How they made you feel, what they said to you?
I remember flashes. A woman’s blackbird tattoo; experimenting with smoking after sex; this super fun bunkbed in a loft, like I was making love in Moulin Rouge; the time I walked in public with both halves of a couple holding my hand, unashamed to be seen with me; crying on the bed, telling me they loved me; staring into my eyes, as if they could see an infinite distance.
Most memories are distinct. Some memories get mixed up. I don’t know to which person they belong.
Do you remember your past loves?
The memories of some romantic getaway or the faint impression of a kiss on the back of your neck?
A special place that was just for you and them?
I’ve forgotten so much more than I remember.
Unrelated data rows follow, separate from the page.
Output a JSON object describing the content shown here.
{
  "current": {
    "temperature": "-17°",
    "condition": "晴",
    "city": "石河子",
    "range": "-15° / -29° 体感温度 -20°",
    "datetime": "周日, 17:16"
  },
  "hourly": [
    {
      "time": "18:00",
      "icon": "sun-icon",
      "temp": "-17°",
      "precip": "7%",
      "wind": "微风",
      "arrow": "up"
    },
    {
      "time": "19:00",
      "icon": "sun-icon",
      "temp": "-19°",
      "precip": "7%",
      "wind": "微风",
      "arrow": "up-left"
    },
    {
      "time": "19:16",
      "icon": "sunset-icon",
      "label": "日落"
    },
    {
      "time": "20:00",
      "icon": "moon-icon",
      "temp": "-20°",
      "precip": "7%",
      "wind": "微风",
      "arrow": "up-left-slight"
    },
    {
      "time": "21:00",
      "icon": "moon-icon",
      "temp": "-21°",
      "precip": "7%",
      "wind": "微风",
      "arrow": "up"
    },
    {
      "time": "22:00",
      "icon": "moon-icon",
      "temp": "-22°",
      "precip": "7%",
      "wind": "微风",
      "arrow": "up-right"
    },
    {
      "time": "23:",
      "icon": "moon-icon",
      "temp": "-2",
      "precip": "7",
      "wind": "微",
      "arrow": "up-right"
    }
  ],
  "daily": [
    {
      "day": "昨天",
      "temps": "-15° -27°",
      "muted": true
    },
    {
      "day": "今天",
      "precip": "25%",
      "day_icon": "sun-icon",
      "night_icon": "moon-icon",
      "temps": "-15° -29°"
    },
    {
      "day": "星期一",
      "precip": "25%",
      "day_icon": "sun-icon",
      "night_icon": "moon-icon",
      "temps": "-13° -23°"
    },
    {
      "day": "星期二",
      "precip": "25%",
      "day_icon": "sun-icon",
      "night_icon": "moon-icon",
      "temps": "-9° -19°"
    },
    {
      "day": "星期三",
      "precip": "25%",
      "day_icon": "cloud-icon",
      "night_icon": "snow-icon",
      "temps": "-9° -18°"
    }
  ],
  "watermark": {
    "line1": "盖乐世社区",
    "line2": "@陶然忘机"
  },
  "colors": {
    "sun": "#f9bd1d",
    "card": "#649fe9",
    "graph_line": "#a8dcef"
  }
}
I’ve had relationships that lasted months, sometimes years. But most of it has long left my mind. Some memories are captured only in sketched out writings.
Perhaps it is a blessing that I can forget, and instead remember that which I have now. The people in my life. The kisses from this morning. The soft snuggles from the little one as I tussle her hair. The undisguised joy that comes through the words sent over text from a long lost friend (well, one that I haven’t seen in two years??)
Try to let the past go.
Keep hold of the best pieces, yes, but let it go. Don’t let the past tangle you up, when the present exists simply and beautifully.